For him, displacement is not just a state of his physical being, but also an acutely gnawing mental condition. The childhood years of catching up with dragon flies, watching owlets come out of their hiding and the breathtaking panoramic vision of the Valley remain indelibly etched on his mindscape. With a deep sense of pride, he shares how his home state is replete with rich visual imagery, folklore and mythological tales. One particular fable that he can never ever forget is a love tale. Elements of the fatalistic love legend often creep into his works along with the other memories.

Back in time, while studying art at Kashmir University, he wanted to be a landscape painter. In fact, till he moved to Jammu and met artists such as the renowned sculptor Rajinder Tiku, he never thought art was a serious vocation. More recently, he exhibited along with senior artist Tiku and a Japanese artist Norio Takaoka at India Art Fair. The collaborative effort, titled Let’s Meet in A Dream, once again bought alive magic realism, a constant in his creativity.

If Jammu was the much-needed platform, Delhi proved to be the perfect launch pad. The country’s art capital might be perceived as a cut-throat world where artists never see eye to eye, but he brims with heart warming anecdotes of how senior artists helped him all the way. Legendary MF Husain would nudge buyers to bid for his works. Sakti Burman would get him brushes from Paris. And many a significant artist, such as Anjolie Ela Menon, continue to admire his compositions that are subtle yet powerful, evocative yet intriguing.

Water colour, the volatile medium that is not easy to tame otherwise, captures his flight into surrealism most suitably. Bakshy being an ardent admirer of wildlife, leopards, wolves, snakes make a dominating presence in his creative odyssey firmed up by frequent trips to East Africa where he studied African art. Egyptian and Haitian civilisations, the monumentality and strength of their figures too influence him deeply, but not directly.

Saying it in the face is certainly not an artist’s wont, so his works are no socio-political statements. Nor does he believe that artists ought to be raconteurs. “If you get too much into narration, you lose mystique and ambiguity — the two important threads of art,” he says. Even in his recent book, Premonitions: A Graphic Memoir on Kashmir, he has relied simply on line drawings to depict the desolation of the Valley.

Art is his catharsis, indeed. However, looking back is not always a pleasurable journey. For instance, bringing out the book was not in the least bit therapeutic. The walk down memory lane made him remember his friends, long for those carefree days in Anantnag and ache for the beauteous Kashmir.

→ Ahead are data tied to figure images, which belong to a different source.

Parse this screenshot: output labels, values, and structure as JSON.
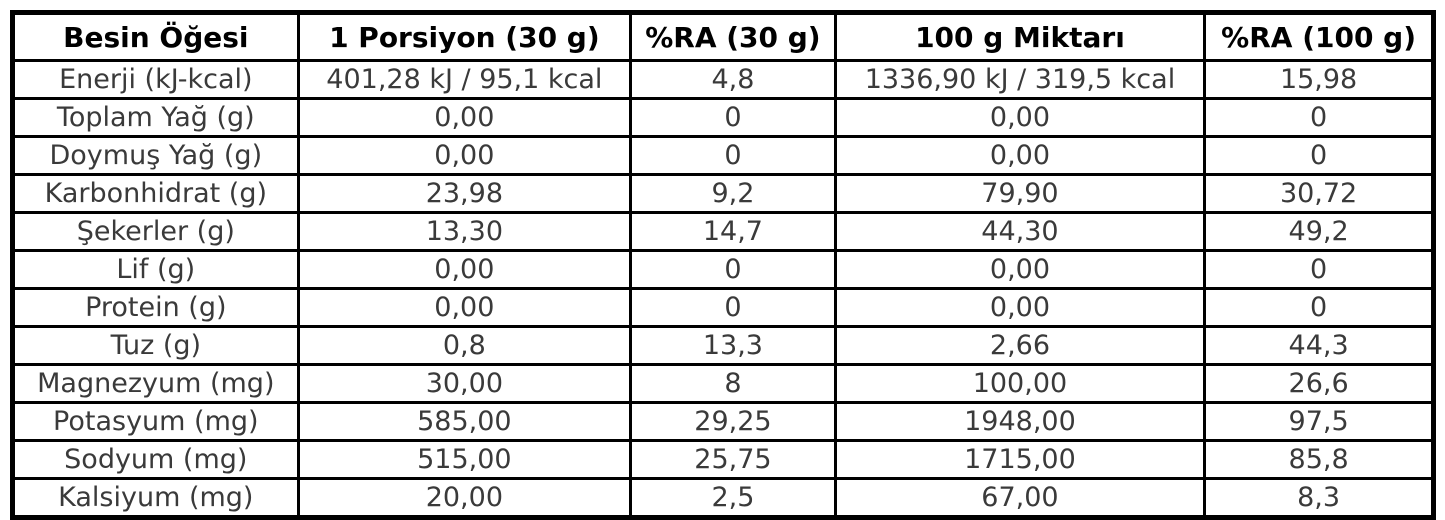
{
  "chart_data": {
    "type": "table",
    "columns": [
      "Besin Öğesi",
      "1 Porsiyon (30 g)",
      "%RA (30 g)",
      "100 g Miktarı",
      "%RA (100 g)"
    ],
    "rows": [
      [
        "Enerji (kJ-kcal)",
        "401,28 kJ / 95,1 kcal",
        "4,8",
        "1336,90 kJ / 319,5 kcal",
        "15,98"
      ],
      [
        "Toplam Yağ (g)",
        "0,00",
        "0",
        "0,00",
        "0"
      ],
      [
        "Doymuş Yağ (g)",
        "0,00",
        "0",
        "0,00",
        "0"
      ],
      [
        "Karbonhidrat (g)",
        "23,98",
        "9,2",
        "79,90",
        "30,72"
      ],
      [
        "Şekerler (g)",
        "13,30",
        "14,7",
        "44,30",
        "49,2"
      ],
      [
        "Lif (g)",
        "0,00",
        "0",
        "0,00",
        "0"
      ],
      [
        "Protein (g)",
        "0,00",
        "0",
        "0,00",
        "0"
      ],
      [
        "Tuz (g)",
        "0,8",
        "13,3",
        "2,66",
        "44,3"
      ],
      [
        "Magnezyum (mg)",
        "30,00",
        "8",
        "100,00",
        "26,6"
      ],
      [
        "Potasyum (mg)",
        "585,00",
        "29,25",
        "1948,00",
        "97,5"
      ],
      [
        "Sodyum (mg)",
        "515,00",
        "25,75",
        "1715,00",
        "85,8"
      ],
      [
        "Kalsiyum (mg)",
        "20,00",
        "2,5",
        "67,00",
        "8,3"
      ]
    ],
    "layout": {
      "grid": true,
      "column_widths_pct": [
        20.1,
        23.4,
        14.4,
        26.0,
        16.1
      ]
    }
  },
  "colors": {
    "border": "#000000",
    "header_text": "#000000",
    "body_text": "#3a3a3a",
    "background": "#ffffff"
  }
}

Ever since he moved away, he hasn’t got a chance to exhibit in the Valley. And this is a dream he sees each day with eyes wide open. Till that eventful day, Kashmir will live and breathe in subtle hues in his works... The incertitude of displacement making him plumb deep within from where springs an imagery, rooted and fragmented, lyrical yet haunting, real and metamorphical; his gaze as much of an insider as that of the dispossessed. Pain and loss connect the dots between memory and nostalgia. In the theatre of the absurd, which he creates and recreates, he finds the Kashmiri sense of humour, ominously strange yet uniquely human. “I silently immerse in the world where I lived and tend to live in absentia.”